Es como si Shin chan arribara a un mundo paralelo, y esto no lo preocupa ni inmuta en lo más mínimo, pues es su oportunidad de conocer nuevas personas. Shin chan conoce a una también misteriosa chica y a una científica para quien inadvertidamente empieza a trabajar. Si nos ponemos a pensar, que tantas personas pongan a trabajar a un niño tan pequeño debería ser preocupante. Pero para Shinnosuke –y para los jugadores– se trata todo de un juego, de ahí que las tareas no sean tan difíciles de cumplir. El juego no apela a dificultad alguna, ni siquiera cuando se trata de recolectar materiales o recursos solicitados. Nevado en Carbónpolis no traiciona el espíritu de sosiego propio de Boku no Natsuyasumi.
¿Qué haría Shinnosuke?
El único y comprensible inconveniente de viajar entre dos mundos, es que los días pasan muy rápido y debes decidir de antemano a dónde dirigirte y qué hacer, porque el tiempo no alcanza para todo. No hay presión alguna respecto a ello, pues las misiones siempre estarán prestas para ser cumplidas, mas algunos personajes cambian su ubicación de acuerdo con la hora del día. Por cuestiones prácticas, en Carbónpolis es donde la historia principal se va desarrollando mientras ayudamos a la científica y los habitantes de este antiguo pueblo minero. En algún momento puede parecer molesto que Nevado en Carbónpolis nos corte abruptamente el progreso cuando anochece y Shin chan debe ir a casa a su rutina nocturna. Por frustrante que parezca, es la forma de recordarnos que se trata de un juego, no un trabajo.

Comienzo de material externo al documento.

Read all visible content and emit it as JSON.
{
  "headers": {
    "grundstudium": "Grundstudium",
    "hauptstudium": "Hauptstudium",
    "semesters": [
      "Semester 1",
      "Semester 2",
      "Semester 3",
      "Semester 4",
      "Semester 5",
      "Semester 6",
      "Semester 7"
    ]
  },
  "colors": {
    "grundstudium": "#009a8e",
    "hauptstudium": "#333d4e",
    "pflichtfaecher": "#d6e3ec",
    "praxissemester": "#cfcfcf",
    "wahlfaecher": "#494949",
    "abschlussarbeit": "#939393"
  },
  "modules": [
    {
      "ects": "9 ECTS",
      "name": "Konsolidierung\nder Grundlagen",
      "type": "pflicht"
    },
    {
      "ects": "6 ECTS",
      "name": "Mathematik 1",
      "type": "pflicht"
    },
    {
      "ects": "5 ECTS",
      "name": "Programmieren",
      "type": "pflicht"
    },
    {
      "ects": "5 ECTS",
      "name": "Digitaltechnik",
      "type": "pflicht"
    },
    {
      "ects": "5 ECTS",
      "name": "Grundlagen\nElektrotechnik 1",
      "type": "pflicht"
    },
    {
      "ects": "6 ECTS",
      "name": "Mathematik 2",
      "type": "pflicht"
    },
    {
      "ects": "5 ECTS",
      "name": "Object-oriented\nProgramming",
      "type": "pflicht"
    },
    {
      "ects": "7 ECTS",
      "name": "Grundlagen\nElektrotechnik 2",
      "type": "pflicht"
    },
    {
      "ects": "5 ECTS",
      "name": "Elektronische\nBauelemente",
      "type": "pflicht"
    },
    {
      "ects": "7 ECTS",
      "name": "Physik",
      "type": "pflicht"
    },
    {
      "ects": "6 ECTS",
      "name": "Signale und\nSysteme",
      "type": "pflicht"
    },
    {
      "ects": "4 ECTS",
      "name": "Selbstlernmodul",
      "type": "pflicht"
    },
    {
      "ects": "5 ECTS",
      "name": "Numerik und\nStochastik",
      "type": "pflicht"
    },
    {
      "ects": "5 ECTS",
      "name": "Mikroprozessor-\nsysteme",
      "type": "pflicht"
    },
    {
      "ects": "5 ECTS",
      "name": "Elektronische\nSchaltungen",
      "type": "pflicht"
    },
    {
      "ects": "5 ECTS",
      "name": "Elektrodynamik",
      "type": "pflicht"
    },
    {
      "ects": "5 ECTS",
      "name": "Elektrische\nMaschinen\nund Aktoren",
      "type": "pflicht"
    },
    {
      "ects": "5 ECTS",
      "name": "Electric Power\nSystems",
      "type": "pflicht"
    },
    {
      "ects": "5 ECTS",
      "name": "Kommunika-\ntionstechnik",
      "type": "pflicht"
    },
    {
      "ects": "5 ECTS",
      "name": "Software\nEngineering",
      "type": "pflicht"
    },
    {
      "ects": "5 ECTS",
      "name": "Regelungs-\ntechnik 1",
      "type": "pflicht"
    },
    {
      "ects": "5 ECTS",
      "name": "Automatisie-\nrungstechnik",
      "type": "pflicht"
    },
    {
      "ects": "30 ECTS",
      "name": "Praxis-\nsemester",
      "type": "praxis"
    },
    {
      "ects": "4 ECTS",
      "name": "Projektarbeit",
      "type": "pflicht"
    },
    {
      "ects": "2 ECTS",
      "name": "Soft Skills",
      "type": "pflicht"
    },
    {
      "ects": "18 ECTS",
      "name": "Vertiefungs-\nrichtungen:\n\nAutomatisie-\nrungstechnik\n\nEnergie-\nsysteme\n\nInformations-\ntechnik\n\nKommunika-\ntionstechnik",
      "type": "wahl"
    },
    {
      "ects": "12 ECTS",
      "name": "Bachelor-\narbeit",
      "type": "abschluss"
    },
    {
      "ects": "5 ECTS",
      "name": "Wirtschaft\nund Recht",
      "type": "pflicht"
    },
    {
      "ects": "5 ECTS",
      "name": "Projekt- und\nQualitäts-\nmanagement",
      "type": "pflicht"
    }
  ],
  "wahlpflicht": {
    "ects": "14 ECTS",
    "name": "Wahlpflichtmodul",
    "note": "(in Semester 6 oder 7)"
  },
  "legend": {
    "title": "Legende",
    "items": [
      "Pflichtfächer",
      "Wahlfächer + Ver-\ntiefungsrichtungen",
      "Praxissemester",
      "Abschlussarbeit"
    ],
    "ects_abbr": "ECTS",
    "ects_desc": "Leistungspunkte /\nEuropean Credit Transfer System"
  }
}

Shin chan: Nevado en Carbónpolis cumple muy bien su función como sucesor de Mi verano con el profesor –La semana infinita, pese a que repita varios de los factores que le dieron forma. En todo el sentido de la palabra no es un nuevo Boku no Natsuyasumi, pues aquel es Natsu-Mon! 20th Century Summer Vacation de Kaz Ayabe. Sin embargo, amplía exponencialmente el fascinante estilo artístico de la serie y sus ilustraciones cobran vida fusionándose a la perfección con el universo de Crayon Shin-chan. Por su parte, Carbónpolis a veces recuerda a los escenarios de Professor Layton, aunque más bien se trate de un ‘coalpunk’, al que volvemos una y otra vez tanto por sus habitantes como por la resolución de sus secretos.
Reseña hecha con una copia digital de Shin chan: Nevado en Carbónpolis para Nintendo Switch brindada por Neos Corporation. El juego también está disponible en PC (Steam).